An allegation of judicial misconduct by a dissatisfied litigant often, perhaps even typically, will be accompanied by an accusation of malice or want of good faith in the exercise of judicial authority. In In re McC (A Minor) [1985] AC 528 at 540, Lord Bridge of Harwich said:

“It is, of course, clear that the holder of any judicial office who acts in bad faith, doing what he knows he has no power to do, is liable in damages. If the Lord Chief Justice himself, on the acquittal of a defendant charged before him with a criminal offence, were to say: ‘That is a perverse verdict’, and thereupon proceed to pass a sentence of imprisonment, he could be sued for trespass. But, as Lord Esher MR said in Anderson v Gorrie [1895] 1 QB 668 at 670:

“…the question arises whether there can be an action against a judge of a court of record for doing something within his jurisdiction, but doing it maliciously and contrary to good faith. By the common law of England it is the law that no such action will lie.'”

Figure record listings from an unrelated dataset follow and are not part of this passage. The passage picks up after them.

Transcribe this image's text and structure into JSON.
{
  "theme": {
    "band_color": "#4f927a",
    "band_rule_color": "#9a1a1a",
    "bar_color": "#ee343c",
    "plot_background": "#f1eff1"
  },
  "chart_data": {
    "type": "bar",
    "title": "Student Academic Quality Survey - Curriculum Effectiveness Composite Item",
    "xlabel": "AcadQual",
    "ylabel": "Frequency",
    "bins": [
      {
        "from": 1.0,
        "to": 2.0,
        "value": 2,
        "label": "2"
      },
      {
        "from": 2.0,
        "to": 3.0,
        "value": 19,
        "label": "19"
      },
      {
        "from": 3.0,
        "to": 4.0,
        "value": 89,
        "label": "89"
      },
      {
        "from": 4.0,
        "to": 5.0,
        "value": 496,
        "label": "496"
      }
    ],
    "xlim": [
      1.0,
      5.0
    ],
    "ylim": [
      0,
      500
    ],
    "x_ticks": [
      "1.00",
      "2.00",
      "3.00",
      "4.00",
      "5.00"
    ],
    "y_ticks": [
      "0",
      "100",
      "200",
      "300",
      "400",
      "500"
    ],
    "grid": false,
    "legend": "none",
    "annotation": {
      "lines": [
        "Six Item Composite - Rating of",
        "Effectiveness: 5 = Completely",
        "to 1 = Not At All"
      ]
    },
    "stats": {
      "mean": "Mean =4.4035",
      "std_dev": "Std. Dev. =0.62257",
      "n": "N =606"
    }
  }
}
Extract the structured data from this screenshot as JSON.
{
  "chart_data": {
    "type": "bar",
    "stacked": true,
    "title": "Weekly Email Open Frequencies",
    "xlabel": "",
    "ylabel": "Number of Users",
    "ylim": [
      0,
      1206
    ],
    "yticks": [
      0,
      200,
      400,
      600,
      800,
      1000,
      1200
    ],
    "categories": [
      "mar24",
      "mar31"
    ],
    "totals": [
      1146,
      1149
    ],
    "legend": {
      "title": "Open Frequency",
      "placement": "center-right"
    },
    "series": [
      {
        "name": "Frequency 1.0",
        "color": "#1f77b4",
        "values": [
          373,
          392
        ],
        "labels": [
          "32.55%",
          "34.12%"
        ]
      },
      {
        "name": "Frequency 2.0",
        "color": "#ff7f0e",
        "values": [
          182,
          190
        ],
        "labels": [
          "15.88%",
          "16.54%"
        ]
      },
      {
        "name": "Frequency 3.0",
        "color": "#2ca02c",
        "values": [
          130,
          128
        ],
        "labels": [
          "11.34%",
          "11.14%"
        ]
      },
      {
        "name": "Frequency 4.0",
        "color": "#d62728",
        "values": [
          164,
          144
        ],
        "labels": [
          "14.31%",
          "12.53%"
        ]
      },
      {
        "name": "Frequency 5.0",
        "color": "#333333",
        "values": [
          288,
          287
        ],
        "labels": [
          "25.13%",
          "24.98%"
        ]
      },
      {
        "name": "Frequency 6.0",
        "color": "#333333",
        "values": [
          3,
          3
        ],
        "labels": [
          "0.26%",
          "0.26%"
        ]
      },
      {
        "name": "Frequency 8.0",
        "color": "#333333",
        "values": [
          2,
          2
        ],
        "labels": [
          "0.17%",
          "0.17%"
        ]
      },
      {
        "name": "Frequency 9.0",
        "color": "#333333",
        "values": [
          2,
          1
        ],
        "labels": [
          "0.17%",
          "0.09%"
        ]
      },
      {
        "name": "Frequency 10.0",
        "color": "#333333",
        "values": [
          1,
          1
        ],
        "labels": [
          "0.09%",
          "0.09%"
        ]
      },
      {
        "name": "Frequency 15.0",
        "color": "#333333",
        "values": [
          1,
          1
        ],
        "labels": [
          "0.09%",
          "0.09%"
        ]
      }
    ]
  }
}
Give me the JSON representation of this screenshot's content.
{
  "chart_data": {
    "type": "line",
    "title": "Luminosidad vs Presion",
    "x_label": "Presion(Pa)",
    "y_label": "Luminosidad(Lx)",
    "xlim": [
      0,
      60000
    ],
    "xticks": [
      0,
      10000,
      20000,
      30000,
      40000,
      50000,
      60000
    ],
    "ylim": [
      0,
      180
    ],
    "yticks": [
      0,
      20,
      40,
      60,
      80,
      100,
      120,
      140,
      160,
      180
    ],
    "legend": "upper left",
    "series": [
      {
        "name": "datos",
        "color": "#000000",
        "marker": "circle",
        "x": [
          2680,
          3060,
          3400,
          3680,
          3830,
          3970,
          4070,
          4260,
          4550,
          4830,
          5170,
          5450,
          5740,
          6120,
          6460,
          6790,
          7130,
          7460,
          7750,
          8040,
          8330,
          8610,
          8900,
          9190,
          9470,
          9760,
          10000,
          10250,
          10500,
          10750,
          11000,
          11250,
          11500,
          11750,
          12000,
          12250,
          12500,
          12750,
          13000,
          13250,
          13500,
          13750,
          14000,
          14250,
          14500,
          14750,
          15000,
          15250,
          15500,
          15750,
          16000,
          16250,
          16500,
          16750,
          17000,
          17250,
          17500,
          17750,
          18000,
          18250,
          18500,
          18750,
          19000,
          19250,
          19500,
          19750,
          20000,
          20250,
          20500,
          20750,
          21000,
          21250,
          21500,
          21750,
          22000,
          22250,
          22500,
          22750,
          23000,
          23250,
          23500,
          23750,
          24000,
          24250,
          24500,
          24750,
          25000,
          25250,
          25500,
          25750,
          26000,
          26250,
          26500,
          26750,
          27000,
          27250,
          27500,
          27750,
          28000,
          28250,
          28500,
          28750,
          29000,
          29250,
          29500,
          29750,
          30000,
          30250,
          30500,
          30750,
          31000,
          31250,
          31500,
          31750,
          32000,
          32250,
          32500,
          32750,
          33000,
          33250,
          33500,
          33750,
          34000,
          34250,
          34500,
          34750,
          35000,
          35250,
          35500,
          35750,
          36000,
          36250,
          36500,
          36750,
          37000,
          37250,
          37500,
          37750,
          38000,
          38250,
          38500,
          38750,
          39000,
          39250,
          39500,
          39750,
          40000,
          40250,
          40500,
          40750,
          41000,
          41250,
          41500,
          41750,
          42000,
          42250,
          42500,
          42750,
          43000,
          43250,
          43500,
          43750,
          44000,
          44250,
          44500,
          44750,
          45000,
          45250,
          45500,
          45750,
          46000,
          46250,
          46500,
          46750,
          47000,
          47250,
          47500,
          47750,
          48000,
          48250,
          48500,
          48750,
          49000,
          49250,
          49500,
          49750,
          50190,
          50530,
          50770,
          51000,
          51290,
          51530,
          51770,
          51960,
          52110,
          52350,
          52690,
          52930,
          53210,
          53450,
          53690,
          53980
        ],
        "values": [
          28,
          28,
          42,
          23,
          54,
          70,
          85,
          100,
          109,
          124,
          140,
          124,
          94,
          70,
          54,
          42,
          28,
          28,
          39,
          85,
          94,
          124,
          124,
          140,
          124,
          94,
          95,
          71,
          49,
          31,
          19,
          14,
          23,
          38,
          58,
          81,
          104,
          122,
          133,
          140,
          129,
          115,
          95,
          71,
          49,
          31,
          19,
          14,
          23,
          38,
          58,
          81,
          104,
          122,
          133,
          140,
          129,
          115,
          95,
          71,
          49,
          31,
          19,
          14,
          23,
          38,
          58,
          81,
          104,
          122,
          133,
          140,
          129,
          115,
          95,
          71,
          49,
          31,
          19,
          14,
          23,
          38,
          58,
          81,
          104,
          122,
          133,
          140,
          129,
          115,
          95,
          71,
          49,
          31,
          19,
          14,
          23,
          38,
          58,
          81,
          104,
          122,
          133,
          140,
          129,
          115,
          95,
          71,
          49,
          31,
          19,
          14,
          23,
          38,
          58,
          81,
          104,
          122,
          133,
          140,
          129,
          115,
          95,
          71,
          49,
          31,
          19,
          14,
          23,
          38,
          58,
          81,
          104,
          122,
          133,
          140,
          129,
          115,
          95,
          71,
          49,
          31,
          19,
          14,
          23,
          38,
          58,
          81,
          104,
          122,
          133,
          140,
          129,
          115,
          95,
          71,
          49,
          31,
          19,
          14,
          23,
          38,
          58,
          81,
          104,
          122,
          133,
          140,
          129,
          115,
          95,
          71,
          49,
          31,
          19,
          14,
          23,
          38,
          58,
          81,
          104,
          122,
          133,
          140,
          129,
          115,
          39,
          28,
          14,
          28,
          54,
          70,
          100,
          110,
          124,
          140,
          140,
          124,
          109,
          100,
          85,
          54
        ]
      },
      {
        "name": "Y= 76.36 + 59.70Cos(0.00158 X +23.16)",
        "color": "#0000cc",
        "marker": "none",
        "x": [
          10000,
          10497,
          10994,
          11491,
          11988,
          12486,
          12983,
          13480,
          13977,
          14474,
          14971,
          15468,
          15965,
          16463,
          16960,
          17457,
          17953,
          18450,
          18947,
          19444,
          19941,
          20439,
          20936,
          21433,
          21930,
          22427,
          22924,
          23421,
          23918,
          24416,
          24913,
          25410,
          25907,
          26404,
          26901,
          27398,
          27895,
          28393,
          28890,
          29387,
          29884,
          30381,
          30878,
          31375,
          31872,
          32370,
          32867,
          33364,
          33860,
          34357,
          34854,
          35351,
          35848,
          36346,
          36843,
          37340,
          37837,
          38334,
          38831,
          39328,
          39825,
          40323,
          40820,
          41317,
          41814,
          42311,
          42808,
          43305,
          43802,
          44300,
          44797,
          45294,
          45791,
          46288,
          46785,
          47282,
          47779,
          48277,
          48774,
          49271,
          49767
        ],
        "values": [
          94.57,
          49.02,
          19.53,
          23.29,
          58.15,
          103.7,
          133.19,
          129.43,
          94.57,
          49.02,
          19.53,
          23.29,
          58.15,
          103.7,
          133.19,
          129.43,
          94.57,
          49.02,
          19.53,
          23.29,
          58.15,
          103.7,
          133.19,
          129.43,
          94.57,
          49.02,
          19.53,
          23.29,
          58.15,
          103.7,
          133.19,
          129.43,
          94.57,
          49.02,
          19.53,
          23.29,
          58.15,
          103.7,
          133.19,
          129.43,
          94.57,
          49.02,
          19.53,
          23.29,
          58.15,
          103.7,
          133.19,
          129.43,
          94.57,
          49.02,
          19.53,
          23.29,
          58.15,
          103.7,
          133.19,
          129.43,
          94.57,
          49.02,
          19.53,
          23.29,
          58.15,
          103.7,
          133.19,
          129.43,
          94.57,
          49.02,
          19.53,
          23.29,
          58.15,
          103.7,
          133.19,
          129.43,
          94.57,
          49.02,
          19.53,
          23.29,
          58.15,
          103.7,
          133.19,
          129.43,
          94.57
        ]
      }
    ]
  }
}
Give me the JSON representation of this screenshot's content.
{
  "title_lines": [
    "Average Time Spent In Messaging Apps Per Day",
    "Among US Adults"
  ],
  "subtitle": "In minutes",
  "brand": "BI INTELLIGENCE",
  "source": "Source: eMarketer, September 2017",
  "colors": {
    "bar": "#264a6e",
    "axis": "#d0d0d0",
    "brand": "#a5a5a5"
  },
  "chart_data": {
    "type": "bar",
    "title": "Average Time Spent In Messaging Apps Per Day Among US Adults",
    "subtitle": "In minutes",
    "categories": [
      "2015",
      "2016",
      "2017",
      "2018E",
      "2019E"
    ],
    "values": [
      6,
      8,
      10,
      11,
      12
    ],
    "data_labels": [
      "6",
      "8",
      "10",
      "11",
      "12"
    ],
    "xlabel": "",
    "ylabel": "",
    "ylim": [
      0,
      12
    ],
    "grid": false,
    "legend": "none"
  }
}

This immunity from civil liability is conferred by the common law, not as a perquisite of judicial office for the private advantage of judges, but for the protection of judicial independence in the public interest. It is the right of citizens that there be available for the resolution of civil disputes between citizen and citizen, or between citizen and government, and for the administration of criminal justice, an independent judiciary whose members can be assumed with confidence to exercise authority without fear or favour. As O’Connor J, speaking for the Supreme Court of the United States, said in Forrester v White [1988] USSC 3; 484 US 219 at 226-227, that Court on a number of occasions has “emphasized that the nature of the adjudicative function requires a judge frequently to disappoint some of the most intense and ungovernable desires that people can have.” She said that “…if judges were personally liable for erroneous decisions, the resulting avalanche of suits … would provide powerful incentives for judges to avoid rendering decisions likely to provoke such suits.

This does not mean that judges are unaccountable. Judges are required, subject to closely confined exceptions, to work in public, and to give reasons for their decisions. Their decisions routinely are subject to appellate review, which also is conducted openly. The ultimate sanction for judicial misconduct is removal from office upon an address of Parliament. However, the public interest in maintaining the independence of the judiciary requires security, not only against the possibility of interference and influence by governments, but also against retaliation by persons or interests disappointed or displeased by judicial decisions.”

Dezi Freeman was back at it again in November 2020, asserting that he has “arrested” a magistrate in the course of his duties in setting a hearing date during a directions hearing.

Dezi Freeman left the court quite angry at the outcome of a new hearing date, making the following statement.

While attending the protest outside of the Myrtleford Magistrates Court on the 17th December 2021 where a private prosecution was brought by Anthony Herman against Daniel Andrews for “Misprision of treason”, Dezi Freeman was arrested for real on sexual assault charges dating back to 2019.

Peter Little who also attended the protest, received a phone call shortly after, enquiring about his representation at Dezi Freeman’s interview on the charges.